Vesuvius volcano

Vesuvius volcano

Mount Vesuvius is a rare example of a "fence volcano": the cone is surrounded by a much older crater which had a circumference about 11 km long. In the Eocene the mountain was an island surrounded by the sea, only in the Pliocene it was welded to the mainland and it is estimated that then it reached the height of 2300 meters...

Vesuvius and Art

Vesuvius and Art

Painters, watercolors and engravers of almost every era, trend and nationality have variously interpreted it; among these Italians, French, English, Germans, Austrians, Russians and Danes inspired by the most disparate artistic genres and movements, called "picturesque", "sublime", "heroic", "romantic", "catastrophic", "horrifying" .. .

Risk of new eruptions

Risk of new eruptions

Vesuvius is among the most studied and controlled volcanoes in the world, if one day the magma were to escape it is almost impossible that the eruption cannot be predicted in advance. Today the main duct is blocked by the magma which cooled after the eruption of 1944, scientists are defining precisely where the magma chamber is located which is gradually filling up with lava and gas.

A cloud rose up, and was of such form and appearance that it can not be compared to any tree better than a pine tree. In fact, as straightening on a trunk high, then he widened into a kind of branching ...
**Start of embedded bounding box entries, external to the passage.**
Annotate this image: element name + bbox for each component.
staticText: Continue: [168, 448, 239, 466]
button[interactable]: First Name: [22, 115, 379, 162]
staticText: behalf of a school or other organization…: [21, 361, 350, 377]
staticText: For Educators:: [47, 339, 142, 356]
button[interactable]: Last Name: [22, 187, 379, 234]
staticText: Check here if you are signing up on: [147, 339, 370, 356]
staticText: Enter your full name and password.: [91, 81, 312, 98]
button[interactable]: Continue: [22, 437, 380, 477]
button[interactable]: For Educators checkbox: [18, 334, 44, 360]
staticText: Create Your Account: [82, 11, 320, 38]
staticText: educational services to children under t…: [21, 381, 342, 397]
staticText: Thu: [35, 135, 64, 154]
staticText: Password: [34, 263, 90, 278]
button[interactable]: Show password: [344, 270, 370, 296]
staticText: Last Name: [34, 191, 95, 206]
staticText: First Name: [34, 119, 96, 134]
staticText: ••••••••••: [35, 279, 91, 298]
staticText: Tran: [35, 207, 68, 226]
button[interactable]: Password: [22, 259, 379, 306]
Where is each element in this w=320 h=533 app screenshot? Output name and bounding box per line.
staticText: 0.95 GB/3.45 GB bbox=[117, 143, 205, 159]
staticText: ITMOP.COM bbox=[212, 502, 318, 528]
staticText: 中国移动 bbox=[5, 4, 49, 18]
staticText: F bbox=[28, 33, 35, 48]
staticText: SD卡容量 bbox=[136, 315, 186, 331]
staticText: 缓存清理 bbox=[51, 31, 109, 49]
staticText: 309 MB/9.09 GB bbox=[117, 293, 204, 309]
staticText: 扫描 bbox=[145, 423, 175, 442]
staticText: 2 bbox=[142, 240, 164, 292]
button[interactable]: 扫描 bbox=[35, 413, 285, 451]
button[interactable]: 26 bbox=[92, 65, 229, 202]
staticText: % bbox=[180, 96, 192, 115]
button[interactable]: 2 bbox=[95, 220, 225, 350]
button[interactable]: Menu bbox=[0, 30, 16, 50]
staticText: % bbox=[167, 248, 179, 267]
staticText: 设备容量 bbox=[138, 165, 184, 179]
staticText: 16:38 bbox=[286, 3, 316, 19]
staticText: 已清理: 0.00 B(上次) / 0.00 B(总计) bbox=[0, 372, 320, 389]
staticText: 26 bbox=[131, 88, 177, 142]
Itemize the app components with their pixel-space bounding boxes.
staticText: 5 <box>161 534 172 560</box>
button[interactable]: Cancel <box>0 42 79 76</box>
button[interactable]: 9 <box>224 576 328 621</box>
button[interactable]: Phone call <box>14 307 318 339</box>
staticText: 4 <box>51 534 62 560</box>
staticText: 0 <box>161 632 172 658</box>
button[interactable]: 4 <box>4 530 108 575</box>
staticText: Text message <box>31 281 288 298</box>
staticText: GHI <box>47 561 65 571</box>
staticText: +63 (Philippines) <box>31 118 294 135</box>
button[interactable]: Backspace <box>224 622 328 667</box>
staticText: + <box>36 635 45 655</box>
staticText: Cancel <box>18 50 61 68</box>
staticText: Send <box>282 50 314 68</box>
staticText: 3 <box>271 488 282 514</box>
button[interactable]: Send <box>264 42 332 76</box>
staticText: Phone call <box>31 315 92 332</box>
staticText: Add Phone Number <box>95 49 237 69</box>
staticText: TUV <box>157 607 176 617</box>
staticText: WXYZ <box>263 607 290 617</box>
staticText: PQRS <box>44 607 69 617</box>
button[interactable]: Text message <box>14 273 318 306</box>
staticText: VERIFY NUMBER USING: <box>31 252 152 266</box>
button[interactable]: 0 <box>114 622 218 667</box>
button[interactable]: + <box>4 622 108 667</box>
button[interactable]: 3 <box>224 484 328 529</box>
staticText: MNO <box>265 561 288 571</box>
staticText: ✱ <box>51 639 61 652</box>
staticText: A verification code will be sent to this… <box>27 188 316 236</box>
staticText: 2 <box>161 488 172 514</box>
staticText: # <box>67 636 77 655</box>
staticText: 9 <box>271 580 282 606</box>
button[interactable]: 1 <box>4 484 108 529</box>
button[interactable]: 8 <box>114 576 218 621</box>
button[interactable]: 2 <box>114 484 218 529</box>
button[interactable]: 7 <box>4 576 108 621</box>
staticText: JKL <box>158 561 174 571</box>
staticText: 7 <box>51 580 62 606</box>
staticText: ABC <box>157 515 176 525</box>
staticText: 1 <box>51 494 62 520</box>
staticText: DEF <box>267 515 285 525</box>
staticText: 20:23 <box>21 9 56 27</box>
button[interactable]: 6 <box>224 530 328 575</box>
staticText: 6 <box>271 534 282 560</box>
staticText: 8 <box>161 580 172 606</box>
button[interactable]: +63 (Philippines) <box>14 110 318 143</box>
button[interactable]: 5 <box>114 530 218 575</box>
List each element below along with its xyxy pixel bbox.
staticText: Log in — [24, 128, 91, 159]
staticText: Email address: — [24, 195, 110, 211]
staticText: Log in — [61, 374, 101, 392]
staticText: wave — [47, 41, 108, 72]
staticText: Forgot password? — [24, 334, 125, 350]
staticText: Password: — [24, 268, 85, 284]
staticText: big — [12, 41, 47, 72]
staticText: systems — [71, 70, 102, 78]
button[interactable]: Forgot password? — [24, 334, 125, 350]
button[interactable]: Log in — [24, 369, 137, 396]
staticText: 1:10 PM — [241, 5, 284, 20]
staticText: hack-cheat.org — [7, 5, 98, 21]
Opera Tiberio Gracco, mixed media on canvas

The geographer Strabo, who spoke of the mountain early in the first century AD, had never heard tell of eruptions took place during the previous story, but, noticing the look of the rocks that looked burnt by fire, he rightly claimed the ' volcanic origin. The summit that he saw was a wide depression, flat and sterile, surrounded by steep walls. Virgilio recalls how sloping the sides of the mountain were embellished by vineyards and by, and in part were left to arable land and pastures.

Vesuvius in a Pompeian frescoThe picture you see on the side, which was found in the house Centenary at Pompeii, probably reproduces what was to be the appearance of Vesuvius in the mid-first century AD This painting seems to show clearly that at that time the mountain had only one top ( Mount Somma), and not two as today.

On February 5, 62 AD, a sunny day, the region was devastated by a violent earthquake. They had damage to Nuceria, and Neapolis some collapsed buildings; but the damage was greater in Herculaneum, which was almost completely destroyed, and Pompeii, where the devastation was equally severe. But the cities were so prosperous and they had such a resilience that the reconstruction made rapid progress. However, the earthquake was a bad omen for the future, because it was nothing more than a Vesuvius abortive attempt to download their energy through a slit. After 17 years, on August 24, 79 AD, the dam was broken and the mountain began to erupt. For several days were ongoing celebrations of the divine Augustus. The day before, for a sinister coincidence, It was celebrated the annual feast of Vulcan. In Pompeii and surrounding locations the earth trembled for four days, then it erupted. A striking account of the disaster has come down to us and we are indebted to Pliny the Younger who was in Misenum, at the northwestern tip of the Bay of Naples. He was a guest in the house of his uncle, Pliny the Elder, the old scientist and man of encyclopedic knowledge, that was the commander of the naval base of Misenum.